Senior Airman Azania Arnold, 614th Air Operations Center intelligence and operations integration technician, and Senior Airman Teonna Jenkins, 30th Medical Operations Squadron central check-in clerk, simulate a typical evening of being on call for Airmen Against Drunk Driving Jan. 6, 2016, Vandenberg Air Force Base, Calif. Whether someone is a 21-year-old, inexperienced with alcohol, or simply had their plans fall through and can’t drive themselves, AADD provides a backup plan. (U.S. Air Force photo by Airman 1st Class Ian Dudley/Released)

Senior Airman Azania Arnold, 614th Air Operations Center intelligence and operations integration technician, and Senior Airman Teonna Jenkins, 30th Medical Operations Squadron central check-in clerk, simulate a typical evening of being on call for Airmen Against Drunk Driving Jan. 6, 2016, Vandenberg Air Force Base, Calif. Whether someone is a 21-year-old, inexperienced with alcohol, or simply had their plans fall through and can’t drive themselves, AADD provides a backup plan. (U.S. Air Force photo by Airman 1st Class Ian Dudley/Released)

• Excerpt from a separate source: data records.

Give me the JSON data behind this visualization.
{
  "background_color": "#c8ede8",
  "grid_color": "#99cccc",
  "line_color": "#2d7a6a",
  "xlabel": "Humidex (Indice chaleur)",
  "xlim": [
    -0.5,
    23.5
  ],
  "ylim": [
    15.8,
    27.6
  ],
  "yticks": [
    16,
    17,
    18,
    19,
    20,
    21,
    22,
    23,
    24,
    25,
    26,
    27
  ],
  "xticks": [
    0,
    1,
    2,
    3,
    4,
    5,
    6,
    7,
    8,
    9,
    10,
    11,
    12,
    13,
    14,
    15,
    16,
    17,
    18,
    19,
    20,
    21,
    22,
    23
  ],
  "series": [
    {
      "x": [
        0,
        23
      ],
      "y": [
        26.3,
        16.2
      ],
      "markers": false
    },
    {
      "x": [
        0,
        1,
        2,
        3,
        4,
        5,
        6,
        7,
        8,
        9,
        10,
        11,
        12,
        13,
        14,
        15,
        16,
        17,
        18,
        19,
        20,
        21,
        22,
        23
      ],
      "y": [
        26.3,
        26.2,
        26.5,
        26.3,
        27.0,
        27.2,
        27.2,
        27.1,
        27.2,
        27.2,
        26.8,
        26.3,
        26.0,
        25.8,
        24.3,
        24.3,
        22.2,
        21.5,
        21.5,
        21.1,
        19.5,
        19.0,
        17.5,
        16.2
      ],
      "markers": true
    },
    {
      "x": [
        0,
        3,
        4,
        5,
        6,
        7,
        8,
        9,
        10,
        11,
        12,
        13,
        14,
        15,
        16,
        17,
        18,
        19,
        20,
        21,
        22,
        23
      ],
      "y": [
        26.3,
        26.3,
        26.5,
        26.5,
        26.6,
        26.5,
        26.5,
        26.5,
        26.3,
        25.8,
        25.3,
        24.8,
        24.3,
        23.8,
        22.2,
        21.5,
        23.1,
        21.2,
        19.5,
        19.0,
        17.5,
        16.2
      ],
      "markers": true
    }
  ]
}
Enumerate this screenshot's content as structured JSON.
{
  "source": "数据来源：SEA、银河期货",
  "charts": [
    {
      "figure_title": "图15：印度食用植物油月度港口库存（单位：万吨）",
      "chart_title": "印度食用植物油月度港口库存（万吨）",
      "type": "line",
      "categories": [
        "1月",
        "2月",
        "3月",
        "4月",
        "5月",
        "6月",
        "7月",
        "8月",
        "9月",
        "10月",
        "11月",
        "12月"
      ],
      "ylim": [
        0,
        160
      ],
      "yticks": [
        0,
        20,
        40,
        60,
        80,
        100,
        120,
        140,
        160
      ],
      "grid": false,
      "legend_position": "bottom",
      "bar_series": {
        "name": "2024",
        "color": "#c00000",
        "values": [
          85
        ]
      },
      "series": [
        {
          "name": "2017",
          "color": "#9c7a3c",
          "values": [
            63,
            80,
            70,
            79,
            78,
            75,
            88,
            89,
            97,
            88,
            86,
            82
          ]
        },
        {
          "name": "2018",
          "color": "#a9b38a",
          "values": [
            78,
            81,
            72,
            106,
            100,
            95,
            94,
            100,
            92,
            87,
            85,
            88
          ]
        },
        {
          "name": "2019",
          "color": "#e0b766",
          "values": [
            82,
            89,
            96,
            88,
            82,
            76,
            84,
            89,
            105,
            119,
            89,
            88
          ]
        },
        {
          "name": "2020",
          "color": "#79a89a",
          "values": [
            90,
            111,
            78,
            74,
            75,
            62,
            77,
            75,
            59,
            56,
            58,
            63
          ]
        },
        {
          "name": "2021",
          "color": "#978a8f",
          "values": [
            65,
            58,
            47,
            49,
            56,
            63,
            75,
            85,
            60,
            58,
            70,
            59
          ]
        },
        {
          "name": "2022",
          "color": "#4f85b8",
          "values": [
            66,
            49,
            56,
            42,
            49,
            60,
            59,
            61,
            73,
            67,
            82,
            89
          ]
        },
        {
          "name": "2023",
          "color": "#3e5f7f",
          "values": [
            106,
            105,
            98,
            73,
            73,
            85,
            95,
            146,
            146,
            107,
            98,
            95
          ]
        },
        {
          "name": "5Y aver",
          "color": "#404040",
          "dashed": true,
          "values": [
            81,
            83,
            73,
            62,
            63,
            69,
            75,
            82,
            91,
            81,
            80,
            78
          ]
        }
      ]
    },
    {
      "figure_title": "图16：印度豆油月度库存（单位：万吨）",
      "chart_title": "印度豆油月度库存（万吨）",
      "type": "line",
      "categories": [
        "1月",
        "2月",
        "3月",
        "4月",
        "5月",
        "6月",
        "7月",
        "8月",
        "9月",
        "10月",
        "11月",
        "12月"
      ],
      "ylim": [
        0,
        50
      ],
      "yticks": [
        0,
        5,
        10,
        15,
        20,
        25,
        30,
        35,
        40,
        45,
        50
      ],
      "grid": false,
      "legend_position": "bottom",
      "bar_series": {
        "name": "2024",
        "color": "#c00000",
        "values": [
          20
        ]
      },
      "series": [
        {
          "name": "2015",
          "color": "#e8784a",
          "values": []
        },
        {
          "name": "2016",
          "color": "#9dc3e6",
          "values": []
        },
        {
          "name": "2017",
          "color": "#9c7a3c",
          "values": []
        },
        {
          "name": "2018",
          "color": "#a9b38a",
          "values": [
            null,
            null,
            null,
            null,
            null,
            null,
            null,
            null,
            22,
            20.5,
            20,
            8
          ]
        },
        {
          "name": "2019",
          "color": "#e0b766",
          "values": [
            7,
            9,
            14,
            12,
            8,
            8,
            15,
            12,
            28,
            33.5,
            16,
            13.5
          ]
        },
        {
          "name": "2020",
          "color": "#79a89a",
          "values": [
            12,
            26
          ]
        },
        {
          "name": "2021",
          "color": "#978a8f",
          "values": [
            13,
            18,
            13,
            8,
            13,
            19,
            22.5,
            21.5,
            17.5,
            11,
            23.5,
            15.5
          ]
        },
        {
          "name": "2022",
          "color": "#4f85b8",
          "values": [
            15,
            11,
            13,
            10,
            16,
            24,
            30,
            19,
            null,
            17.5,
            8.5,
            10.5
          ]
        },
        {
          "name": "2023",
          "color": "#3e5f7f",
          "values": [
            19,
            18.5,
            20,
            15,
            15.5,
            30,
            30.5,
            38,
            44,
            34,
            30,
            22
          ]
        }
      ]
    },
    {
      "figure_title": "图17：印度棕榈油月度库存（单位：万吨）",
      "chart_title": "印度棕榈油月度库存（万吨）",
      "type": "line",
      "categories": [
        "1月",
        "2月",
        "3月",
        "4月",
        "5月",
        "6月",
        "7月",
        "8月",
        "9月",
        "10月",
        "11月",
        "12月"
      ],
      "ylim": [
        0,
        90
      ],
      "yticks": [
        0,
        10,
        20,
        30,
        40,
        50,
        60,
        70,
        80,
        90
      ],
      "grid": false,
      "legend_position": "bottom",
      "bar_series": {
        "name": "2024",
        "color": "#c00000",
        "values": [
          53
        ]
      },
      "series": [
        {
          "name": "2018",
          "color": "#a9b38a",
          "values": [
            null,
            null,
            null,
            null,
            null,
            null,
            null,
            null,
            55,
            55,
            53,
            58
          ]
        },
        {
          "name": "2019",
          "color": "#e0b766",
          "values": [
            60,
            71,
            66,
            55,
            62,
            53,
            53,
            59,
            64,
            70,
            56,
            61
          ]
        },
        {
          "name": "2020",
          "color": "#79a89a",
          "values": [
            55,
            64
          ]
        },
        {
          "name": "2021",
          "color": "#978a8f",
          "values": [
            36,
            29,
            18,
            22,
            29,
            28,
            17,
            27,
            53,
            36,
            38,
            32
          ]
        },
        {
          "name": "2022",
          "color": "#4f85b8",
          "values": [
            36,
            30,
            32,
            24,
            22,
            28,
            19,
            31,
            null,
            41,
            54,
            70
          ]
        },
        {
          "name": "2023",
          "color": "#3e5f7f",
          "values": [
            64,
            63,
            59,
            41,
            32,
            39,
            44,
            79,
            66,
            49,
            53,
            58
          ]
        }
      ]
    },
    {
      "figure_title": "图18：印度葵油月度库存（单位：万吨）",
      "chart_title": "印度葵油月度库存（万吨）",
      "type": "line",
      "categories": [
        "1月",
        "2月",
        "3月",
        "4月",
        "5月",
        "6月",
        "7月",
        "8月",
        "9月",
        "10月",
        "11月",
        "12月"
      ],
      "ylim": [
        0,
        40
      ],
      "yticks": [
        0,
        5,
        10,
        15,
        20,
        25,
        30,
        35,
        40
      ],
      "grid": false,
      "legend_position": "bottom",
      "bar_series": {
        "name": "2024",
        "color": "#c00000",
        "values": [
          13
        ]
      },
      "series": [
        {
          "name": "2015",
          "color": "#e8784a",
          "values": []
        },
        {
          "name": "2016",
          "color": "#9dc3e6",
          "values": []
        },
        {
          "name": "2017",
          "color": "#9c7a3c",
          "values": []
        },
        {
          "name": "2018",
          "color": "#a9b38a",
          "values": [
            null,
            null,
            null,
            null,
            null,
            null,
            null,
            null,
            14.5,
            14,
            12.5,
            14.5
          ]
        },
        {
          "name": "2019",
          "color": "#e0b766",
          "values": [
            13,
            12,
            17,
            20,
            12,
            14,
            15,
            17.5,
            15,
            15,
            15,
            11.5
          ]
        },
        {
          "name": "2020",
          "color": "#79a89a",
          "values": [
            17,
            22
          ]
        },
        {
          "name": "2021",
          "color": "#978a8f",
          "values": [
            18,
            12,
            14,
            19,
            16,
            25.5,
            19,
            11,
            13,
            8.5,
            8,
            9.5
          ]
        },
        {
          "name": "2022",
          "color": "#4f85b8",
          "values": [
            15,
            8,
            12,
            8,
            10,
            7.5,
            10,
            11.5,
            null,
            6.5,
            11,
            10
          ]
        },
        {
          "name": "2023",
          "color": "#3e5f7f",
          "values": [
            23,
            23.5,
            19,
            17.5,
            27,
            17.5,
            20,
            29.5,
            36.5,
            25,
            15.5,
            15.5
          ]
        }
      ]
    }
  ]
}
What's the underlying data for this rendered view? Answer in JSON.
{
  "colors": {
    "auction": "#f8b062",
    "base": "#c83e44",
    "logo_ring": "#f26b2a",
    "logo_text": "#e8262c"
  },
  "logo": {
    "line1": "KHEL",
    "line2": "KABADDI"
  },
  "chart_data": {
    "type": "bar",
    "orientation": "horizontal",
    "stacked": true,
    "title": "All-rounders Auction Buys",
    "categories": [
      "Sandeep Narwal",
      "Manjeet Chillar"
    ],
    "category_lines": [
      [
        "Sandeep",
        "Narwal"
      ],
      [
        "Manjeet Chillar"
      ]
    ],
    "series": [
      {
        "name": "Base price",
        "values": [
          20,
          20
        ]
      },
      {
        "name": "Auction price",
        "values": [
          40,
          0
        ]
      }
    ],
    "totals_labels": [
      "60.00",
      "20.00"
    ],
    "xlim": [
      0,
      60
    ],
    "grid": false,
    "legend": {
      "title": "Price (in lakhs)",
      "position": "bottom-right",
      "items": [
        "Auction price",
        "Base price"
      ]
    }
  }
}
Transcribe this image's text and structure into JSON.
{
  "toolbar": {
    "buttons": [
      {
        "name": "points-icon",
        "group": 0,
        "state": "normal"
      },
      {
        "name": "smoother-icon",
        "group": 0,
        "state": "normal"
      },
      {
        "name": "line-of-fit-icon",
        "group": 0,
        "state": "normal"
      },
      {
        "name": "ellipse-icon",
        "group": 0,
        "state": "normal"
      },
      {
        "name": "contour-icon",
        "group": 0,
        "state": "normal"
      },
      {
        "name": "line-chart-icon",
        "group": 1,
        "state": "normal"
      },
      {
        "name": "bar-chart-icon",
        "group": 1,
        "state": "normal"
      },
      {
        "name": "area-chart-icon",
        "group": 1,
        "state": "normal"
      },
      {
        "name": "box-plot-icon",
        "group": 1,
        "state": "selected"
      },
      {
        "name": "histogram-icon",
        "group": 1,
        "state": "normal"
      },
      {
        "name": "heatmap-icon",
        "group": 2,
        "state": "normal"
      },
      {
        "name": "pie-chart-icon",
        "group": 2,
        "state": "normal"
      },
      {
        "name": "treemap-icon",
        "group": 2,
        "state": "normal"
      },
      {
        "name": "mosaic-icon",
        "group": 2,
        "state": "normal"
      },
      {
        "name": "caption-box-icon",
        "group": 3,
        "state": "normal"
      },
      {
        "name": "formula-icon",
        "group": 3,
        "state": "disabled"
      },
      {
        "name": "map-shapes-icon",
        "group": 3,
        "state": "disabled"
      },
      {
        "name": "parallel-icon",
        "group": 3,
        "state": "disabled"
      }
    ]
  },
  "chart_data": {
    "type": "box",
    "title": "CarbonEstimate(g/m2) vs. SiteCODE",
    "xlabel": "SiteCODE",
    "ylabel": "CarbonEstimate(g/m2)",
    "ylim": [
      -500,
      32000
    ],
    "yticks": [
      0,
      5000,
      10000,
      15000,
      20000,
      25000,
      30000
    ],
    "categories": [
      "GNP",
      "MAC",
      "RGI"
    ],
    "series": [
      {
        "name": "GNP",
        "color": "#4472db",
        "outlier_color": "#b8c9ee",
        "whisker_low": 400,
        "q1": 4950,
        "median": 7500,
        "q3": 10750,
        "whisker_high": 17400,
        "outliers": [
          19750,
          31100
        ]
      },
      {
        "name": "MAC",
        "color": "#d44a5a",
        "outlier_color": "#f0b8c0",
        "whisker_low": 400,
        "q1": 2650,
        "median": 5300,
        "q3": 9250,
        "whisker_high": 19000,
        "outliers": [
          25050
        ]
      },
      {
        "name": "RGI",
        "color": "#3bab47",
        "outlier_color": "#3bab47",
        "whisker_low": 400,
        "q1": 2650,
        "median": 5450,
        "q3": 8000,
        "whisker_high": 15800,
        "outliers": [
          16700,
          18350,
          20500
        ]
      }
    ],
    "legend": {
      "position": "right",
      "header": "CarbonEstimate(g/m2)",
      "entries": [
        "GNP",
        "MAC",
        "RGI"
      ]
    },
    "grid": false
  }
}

VANDENBERG AIR FORCE BASE, Calif. -- Driving under the influence of alcohol is one of the most destructive things a person can do for their Air Force career, not to mention the extreme repercussions it can have on complete strangers.

With this in mind, Airmen Against Drunk Driving was born to prevent life destroying mistakes that can easily happen when a person operates a vehicle after consuming alcohol.

Whether someone is a 21-year-old, inexperienced with alcohol, or simply had their plans fall through and can't drive themselves, AADD provides a backup plan. Run by a team of volunteer Airmen, the organization is on call during the weekends and special base events.

The safety net is provided by a few dedicated Airmen, but it isn't solely for military personnel. Anyone with base access can volunteer to help with the program, whether they are a contractor or a military dependent. All that is needed is a vehicle and a valid driver's license for individuals over the age of 18.

"We have approximately 30 people who volunteer regularly and cover base events as well as weekend shifts," said Senior Airman Azania Arnold, 614th Air Operations Center intelligence and operations integration technician and Vandenberg AADD president. "Airmen volunteer their off duty time to help individuals, who have consumed too much alcohol, safely drive home. It is completely anonymous. Each unit on base has a squadron representative. Every week we send emails to our representatives to send out to their unit, soliciting volunteers."

Despite the initial intent as a last resort, base personnel are encouraged to take advantage of the program.

"We are supposed to be a backup plan to your backup plan," said Arnold. "But I would rather have people call us then risk their career and other people's lives."

New Airmen don't often have a support network of peers readily available, so not only can they rely on AADD but they can also make friends and help other Airmen in turn.

"I have been involved with AADD for two years now," said Senior Airman Teonna Jenkins, 30th Medical Operations Squadron central check-in clerk and Vandenberg AADD vice president. "I have even relied upon it on occasion. Every time you drive to pick someone up you are potentially saving their life. You never know when you are going to find yourself in a similar situation and have to rely on someone else. Especially as a new Airman you often don't know many people at your base."

With the potential to save a career, AADD is always just a phone call away.

"We are not only here for military, but civilians and dependents as well," said Jenkins. "If you need a ride we got your back."